Nov. 16 (Bloomberg) -- The U.S. government should raise the debt ceiling high enough to cover projected deficits for the next five years, said John Engler, president of the Business Roundtable.
The U.S. is expected to reach the $16.4 trillion ceiling this year, and the Treasury Department can take other steps to extend borrowing authority into early 2013. In 2011, Congress came within days of breaching the debt limit.
“It’s a terribly blunt, clumsy instrument to try to use,” Engler, a former Republican governor of Michigan, said in a Bloomberg News interview. “It’s not a good weapon for anything except destroying our own credit rating.”
Republicans, including House Speaker John Boehner, have demanded that any increase in the debt limit be matched with spending cuts.
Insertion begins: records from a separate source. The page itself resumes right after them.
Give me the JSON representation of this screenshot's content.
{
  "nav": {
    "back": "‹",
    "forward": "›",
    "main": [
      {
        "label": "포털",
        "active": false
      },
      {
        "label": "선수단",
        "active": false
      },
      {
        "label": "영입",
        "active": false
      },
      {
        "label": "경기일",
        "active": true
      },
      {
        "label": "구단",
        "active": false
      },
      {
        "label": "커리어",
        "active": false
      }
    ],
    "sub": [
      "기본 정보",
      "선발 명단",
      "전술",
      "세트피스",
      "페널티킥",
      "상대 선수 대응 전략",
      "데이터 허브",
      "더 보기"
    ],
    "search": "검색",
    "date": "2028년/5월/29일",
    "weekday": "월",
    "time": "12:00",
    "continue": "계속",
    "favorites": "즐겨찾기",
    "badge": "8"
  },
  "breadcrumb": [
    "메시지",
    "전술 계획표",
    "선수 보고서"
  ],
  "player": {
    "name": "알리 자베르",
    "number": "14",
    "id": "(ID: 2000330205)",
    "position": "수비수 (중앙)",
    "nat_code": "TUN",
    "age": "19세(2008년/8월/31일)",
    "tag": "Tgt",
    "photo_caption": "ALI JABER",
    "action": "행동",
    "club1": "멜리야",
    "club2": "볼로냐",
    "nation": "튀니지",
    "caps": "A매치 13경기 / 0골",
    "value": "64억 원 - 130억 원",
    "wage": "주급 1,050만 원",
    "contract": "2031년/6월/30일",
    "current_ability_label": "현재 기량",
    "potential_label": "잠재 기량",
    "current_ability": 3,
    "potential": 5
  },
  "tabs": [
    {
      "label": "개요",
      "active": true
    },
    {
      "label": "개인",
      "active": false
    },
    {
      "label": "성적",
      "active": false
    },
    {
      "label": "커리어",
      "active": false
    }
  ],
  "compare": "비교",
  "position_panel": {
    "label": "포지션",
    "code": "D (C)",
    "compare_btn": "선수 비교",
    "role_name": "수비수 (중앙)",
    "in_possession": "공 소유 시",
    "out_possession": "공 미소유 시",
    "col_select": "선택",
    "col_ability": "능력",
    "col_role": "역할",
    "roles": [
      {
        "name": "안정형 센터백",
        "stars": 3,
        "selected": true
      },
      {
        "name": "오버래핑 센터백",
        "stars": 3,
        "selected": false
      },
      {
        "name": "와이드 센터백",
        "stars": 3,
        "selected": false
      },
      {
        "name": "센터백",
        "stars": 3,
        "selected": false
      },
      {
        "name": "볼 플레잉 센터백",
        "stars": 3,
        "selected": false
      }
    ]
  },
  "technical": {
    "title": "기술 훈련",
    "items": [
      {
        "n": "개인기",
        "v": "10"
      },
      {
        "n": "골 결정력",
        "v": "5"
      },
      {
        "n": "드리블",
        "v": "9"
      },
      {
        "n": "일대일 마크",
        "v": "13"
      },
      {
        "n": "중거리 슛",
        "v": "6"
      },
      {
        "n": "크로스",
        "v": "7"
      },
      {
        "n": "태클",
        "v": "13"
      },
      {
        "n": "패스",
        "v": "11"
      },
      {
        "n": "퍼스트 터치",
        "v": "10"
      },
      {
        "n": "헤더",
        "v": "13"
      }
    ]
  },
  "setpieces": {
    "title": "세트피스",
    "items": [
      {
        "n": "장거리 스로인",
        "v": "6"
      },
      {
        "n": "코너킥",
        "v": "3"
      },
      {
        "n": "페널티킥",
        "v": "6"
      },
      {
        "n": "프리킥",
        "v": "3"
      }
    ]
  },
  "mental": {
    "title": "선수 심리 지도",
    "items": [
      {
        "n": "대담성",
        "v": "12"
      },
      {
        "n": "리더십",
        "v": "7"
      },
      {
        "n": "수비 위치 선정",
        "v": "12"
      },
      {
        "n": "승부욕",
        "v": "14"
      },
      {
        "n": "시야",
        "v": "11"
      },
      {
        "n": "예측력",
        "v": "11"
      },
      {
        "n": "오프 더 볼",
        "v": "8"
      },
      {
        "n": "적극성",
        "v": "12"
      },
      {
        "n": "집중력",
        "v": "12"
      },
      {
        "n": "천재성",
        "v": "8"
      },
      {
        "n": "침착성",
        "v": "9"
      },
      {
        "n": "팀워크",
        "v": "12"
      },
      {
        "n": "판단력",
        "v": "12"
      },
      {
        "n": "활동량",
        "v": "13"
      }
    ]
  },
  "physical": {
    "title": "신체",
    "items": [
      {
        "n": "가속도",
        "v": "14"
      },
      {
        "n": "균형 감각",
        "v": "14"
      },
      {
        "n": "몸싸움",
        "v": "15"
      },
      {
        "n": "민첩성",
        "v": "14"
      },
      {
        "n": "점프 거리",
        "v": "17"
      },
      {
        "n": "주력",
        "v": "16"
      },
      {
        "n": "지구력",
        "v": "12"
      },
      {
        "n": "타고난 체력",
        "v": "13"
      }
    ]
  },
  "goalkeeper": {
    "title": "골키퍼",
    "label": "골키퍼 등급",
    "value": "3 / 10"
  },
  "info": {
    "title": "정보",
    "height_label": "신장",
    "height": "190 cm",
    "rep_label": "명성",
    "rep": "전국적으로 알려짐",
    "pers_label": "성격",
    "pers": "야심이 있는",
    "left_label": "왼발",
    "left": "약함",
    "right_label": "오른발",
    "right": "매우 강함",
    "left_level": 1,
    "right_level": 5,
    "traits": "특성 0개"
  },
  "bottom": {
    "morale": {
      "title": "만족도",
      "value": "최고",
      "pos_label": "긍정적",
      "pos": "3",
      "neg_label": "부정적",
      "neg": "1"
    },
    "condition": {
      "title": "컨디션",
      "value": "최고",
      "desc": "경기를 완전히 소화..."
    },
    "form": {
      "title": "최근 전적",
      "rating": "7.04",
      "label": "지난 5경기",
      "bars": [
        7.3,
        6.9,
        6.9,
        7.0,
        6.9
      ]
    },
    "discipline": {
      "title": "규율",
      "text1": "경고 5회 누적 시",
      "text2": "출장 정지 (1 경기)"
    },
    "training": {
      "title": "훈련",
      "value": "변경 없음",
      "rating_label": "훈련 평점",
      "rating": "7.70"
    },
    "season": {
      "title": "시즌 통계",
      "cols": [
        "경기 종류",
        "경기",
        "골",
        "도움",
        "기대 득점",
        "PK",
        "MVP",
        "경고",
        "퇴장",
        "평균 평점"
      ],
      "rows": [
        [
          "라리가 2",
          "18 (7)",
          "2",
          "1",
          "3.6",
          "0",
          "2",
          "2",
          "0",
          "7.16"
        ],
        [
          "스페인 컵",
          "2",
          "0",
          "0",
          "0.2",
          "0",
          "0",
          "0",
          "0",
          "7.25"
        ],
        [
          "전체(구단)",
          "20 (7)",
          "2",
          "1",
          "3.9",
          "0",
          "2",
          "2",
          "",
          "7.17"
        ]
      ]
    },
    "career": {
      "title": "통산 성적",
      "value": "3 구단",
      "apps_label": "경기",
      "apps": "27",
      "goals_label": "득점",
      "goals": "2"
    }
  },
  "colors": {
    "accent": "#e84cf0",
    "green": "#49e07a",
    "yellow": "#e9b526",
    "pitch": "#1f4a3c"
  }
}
Engler, whose Washington-based group’s members are chief executives of large corporations, said lawmakers should address the debt limit soon, as part of negotiations over averting the $607 billion fiscal cliff of automatic spending cuts and tax increases scheduled to begin in January.
The issue isn’t a constructive way to address spending, he said.
“It only is about: Can we borrow the money to pay for the spending that’s already taking place?” Engler said.
Over the next five years, even if expiring tax cuts aren’t extended, the U.S. is projected to accumulate more than $1.5 trillion in additional deficits, according to the Congressional Budget Office.